Molecular dynamics simulation and mechanical properties study of TiO2/polyisoprene composites

In this study, the molecular structure and mechanical properties of titanium dioxide (TiO2)/polyisoprene (PI) composites were investigated using molecular dynamics simulation methods. Firstly, the models of TiO2 particles and PI matrix were constructed and optimized using Materials Studio software. The molecular structure evolution of the material at different temperatures and loading conditions was obtained by Lammps simulation, and the interaction mechanism between TiO2 particles and PI molecules was analyzed. The tensile and compressive mechanical properties of TiO2/PI composite materials were studied, and simulation results showed that the addition of TiO2 particles significantly improved the mechanical properties of the composite material, increasing its elastic modulus and tensile strength.
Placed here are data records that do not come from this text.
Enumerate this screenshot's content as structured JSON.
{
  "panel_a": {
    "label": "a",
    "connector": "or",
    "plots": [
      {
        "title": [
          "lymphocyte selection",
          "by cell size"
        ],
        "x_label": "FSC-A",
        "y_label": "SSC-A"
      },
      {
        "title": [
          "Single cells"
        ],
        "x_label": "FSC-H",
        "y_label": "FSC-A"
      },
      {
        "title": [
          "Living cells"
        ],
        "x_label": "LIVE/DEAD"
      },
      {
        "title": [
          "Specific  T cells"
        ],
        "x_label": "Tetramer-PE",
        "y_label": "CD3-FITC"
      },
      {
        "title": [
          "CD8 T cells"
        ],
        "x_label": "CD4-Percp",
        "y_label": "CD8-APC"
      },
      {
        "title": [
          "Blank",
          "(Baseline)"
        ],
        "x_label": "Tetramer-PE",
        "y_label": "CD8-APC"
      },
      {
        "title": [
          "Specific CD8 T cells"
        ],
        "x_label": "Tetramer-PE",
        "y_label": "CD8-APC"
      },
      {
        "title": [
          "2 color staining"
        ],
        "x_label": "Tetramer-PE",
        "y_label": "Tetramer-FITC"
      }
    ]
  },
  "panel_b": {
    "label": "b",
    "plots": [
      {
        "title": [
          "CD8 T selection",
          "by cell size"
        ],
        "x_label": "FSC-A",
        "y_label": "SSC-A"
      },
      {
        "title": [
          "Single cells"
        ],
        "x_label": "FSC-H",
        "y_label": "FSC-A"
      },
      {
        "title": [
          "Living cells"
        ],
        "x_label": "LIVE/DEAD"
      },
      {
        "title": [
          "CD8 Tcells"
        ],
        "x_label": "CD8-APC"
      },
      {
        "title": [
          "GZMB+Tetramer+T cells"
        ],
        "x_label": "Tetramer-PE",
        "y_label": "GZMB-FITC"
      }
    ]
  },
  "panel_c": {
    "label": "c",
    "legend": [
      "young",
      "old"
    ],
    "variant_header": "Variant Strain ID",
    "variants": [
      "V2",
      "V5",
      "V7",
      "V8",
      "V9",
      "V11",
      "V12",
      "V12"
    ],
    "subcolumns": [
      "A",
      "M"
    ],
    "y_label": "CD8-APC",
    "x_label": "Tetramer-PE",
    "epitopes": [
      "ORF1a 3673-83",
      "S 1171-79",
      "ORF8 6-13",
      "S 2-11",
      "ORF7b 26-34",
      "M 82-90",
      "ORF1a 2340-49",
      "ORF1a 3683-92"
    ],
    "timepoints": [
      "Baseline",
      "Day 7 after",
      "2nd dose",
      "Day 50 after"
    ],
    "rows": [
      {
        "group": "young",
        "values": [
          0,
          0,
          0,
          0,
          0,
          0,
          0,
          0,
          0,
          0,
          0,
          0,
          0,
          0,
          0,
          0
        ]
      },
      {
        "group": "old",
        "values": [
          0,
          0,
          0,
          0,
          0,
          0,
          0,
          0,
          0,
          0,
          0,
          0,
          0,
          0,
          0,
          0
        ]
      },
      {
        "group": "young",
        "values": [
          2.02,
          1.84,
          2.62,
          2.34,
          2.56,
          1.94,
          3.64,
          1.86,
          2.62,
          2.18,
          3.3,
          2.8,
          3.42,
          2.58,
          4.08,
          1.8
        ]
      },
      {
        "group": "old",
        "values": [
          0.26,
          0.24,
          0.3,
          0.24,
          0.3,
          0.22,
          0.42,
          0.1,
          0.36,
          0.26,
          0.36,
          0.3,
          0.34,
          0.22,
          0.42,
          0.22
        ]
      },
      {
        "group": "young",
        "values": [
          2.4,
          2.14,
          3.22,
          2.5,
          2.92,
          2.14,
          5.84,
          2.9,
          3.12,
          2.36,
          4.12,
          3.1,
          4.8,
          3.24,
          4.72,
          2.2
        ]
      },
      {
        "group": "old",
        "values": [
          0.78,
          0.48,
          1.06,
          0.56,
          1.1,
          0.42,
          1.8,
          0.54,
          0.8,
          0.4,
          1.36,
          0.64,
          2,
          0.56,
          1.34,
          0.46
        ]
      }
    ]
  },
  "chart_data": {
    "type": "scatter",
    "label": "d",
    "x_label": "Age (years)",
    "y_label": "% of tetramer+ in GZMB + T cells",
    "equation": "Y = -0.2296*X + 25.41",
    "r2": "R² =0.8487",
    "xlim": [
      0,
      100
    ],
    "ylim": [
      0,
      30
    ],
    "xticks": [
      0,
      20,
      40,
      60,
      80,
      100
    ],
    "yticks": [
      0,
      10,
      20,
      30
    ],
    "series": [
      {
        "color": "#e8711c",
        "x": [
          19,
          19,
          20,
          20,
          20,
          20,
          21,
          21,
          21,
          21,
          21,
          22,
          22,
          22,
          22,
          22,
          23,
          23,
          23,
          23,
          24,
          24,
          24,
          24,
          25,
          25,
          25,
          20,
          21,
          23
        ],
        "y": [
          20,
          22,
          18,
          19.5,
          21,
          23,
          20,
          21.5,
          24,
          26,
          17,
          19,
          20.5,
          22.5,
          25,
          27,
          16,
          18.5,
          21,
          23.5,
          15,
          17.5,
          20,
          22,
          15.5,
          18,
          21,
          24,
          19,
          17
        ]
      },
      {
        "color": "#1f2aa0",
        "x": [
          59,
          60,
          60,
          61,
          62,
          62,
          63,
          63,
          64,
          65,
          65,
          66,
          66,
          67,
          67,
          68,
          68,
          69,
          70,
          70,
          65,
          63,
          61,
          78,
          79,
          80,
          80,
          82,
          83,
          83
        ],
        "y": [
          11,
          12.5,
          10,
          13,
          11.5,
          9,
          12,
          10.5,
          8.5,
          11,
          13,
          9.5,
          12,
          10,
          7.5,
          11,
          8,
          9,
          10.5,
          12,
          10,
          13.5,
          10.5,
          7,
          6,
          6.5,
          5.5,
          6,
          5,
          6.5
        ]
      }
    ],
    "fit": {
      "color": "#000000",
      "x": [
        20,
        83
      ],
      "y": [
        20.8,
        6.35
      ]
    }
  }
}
The mechanical behavior of TiO2/PI composite materials under different loading conditions was further elucidated. In addition, the influence of temperature on the mechanical properties of TiO2/PI composite materials was also studied. Simulation results showed that the composite materials exhibited good thermal stability and mechanical properties at lower temperatures. In conclusion, this study provides an in-depth investigation of the molecular structure evolution and mechanical properties of TiO2/PI composites through molecular dynamics simulations, which provides theoretical guidance for optimizing their properties in practical applications. Highlights Explored titanium dioxide (TiO2)/polyisoprene (PI) composite mechanics at the molecular level. Revealed the interaction mechanism between TiO2 particles and PI. Studied composite material mechanics under diverse loads. Stress-strain curves to analyze the deformation behavior. Studied temperature and strain rate effects on mechanical properties.